Ao falarmos da violência obstétrica, vemos que no Brasil a chance de dar à luz sem intervenções durante o trabalho de parto é remota. Apenas 5% das mulheres tiveram essa experiência, segundo a pesquisa “Nascer no Brasil”, coordenada pela Fiocruz (por Maria do Carmo Leal). Muitos procedimentos passaram a ser usados de forma rotineira causando mais traumas do que benefícios. Esse estudo encontrou diversas disparidades raciais no atendimento de mulheres grávidas. Segundo a pesquisa, mulheres negras possuem maior risco de ter um pré-natal inadequado, realizando menos consultas do que o indicado pelo Ministério da Saúde; têm maior peregrinação entre maternidades, buscando mais de um hospital no momento de internação para o parto; e frequentemente estão sozinhas, com ausência de acompanhante durante o parto.

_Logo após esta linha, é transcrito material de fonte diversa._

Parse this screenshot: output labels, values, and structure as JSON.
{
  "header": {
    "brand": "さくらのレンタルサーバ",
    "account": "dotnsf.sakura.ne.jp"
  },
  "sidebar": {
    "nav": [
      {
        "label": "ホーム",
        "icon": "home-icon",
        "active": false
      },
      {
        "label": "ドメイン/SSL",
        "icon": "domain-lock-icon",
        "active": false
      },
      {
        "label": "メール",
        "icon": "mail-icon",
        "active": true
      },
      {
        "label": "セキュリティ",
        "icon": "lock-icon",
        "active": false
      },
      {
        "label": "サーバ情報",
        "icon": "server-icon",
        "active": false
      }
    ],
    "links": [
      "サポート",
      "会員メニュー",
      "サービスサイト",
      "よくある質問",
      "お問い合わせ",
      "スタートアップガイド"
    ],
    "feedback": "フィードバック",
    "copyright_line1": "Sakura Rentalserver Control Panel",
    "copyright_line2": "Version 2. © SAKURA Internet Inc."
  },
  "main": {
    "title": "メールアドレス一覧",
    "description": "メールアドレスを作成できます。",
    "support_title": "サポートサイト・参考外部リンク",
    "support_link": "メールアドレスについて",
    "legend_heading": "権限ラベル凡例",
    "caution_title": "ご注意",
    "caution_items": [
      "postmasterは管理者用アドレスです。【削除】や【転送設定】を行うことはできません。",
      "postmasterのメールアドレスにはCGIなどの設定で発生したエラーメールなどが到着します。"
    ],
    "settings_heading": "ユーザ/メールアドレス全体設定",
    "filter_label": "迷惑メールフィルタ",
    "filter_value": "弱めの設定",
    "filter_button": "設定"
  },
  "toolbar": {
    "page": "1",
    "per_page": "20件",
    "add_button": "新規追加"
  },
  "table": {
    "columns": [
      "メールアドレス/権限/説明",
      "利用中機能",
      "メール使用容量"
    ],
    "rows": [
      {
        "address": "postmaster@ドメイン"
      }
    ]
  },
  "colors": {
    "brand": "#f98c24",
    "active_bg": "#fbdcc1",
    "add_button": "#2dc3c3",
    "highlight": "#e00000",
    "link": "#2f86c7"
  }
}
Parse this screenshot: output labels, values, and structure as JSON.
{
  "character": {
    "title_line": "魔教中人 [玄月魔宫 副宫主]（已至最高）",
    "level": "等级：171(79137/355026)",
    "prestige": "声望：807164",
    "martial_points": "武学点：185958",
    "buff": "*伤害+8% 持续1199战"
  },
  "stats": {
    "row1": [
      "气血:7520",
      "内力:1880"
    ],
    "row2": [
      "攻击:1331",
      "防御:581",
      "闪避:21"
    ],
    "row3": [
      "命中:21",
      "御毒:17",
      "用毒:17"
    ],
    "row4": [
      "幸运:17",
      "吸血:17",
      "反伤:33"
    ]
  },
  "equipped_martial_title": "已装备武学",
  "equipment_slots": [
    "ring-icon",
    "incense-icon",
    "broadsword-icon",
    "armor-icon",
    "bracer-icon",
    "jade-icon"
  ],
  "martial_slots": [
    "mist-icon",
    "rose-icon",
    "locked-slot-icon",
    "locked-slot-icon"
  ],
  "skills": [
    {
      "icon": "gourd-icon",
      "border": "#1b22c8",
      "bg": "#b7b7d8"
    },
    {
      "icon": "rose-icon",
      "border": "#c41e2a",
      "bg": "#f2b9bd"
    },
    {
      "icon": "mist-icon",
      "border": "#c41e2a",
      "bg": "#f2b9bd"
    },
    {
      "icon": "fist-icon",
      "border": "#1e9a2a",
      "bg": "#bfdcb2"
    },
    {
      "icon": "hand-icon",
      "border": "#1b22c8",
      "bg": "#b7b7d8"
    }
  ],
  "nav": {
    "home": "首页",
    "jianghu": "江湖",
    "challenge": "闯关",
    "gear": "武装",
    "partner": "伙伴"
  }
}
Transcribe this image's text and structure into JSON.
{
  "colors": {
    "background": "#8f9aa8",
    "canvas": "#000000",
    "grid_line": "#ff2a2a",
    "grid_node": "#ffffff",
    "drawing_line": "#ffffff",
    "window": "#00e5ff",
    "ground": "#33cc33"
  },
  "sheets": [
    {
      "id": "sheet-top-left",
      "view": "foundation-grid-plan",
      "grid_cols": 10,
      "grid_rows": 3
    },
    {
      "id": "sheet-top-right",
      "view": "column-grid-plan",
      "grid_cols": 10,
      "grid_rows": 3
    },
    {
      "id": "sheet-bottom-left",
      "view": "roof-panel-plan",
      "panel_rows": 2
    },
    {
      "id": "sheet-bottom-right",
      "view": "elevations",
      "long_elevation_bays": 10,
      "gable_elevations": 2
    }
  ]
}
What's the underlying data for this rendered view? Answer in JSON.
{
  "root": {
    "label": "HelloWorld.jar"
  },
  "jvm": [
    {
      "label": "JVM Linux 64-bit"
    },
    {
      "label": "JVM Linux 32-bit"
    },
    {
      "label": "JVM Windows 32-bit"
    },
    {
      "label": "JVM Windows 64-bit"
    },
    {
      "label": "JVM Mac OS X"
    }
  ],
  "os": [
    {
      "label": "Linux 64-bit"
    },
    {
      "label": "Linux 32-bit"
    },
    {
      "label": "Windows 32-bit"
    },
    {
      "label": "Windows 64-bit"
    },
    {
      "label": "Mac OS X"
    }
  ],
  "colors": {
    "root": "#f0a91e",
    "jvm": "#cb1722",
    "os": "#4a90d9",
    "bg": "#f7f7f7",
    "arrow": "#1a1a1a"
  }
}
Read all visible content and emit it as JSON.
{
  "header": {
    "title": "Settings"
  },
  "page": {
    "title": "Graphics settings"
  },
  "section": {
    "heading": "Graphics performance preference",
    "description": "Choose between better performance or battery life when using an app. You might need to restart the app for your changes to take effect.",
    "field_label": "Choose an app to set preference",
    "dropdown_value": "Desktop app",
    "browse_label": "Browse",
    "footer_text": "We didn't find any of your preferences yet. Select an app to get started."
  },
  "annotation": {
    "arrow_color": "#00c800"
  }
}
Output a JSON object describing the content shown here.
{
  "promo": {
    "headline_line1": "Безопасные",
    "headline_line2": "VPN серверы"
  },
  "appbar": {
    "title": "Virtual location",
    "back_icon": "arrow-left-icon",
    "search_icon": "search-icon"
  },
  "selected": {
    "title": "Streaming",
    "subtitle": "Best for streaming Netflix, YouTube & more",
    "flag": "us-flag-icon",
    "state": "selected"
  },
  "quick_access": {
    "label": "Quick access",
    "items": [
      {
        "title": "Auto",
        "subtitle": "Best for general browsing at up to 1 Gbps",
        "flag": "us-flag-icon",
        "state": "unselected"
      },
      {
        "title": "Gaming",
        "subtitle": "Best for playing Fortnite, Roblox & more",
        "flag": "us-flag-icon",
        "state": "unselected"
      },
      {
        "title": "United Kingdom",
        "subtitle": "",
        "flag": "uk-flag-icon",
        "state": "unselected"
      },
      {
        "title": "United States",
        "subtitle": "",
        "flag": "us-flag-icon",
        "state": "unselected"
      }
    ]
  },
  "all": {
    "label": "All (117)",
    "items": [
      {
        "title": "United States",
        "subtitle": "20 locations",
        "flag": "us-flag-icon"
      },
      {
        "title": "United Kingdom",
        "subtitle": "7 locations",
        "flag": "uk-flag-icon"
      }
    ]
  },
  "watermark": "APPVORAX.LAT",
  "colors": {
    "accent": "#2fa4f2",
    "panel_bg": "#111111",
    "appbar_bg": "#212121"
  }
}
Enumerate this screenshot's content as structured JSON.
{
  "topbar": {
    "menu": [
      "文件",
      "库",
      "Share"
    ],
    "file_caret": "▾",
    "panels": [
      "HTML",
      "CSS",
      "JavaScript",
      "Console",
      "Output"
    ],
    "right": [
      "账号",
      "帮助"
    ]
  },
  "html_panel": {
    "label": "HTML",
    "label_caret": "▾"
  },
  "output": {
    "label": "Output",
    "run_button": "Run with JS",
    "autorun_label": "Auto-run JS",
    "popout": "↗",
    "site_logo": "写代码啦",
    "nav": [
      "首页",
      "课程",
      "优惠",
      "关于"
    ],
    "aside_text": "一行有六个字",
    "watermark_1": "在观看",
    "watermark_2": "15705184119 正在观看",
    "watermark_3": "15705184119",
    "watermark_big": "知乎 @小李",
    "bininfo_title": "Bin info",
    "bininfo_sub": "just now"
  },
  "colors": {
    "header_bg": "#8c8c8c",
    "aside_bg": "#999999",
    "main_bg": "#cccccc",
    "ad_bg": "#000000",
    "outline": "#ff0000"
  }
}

Para a pesquisadora Maria do Carmo Leal, essas disparidades durante o pré-natal e o parto expressam o racismo estrutural. “Não é um problema só do setor de saúde. O racismo é uma questão muito forte na sociedade brasileira, há um maltrato generalizado a essas populações, principalmente de cor negra e indígenas. Mas os profissionais da saúde poderiam fazer coisas para melhorar o atendimento“, diz a pesquisadora. Falamos dessa pesquisa, justamente porque ela vem ao encontro do que aconteceu com o caso aqui detalhado de Aline Pimentel, que demonstra exatamente esse contexto social e discriminatório a que as mulheres negras estão expostas. O racismo permeia a economia, a cultura e as políticas públicas, e o caso da Aline demonstra que ainda precisamos transformar diversos pontos estruturais para mudarmos essa situação.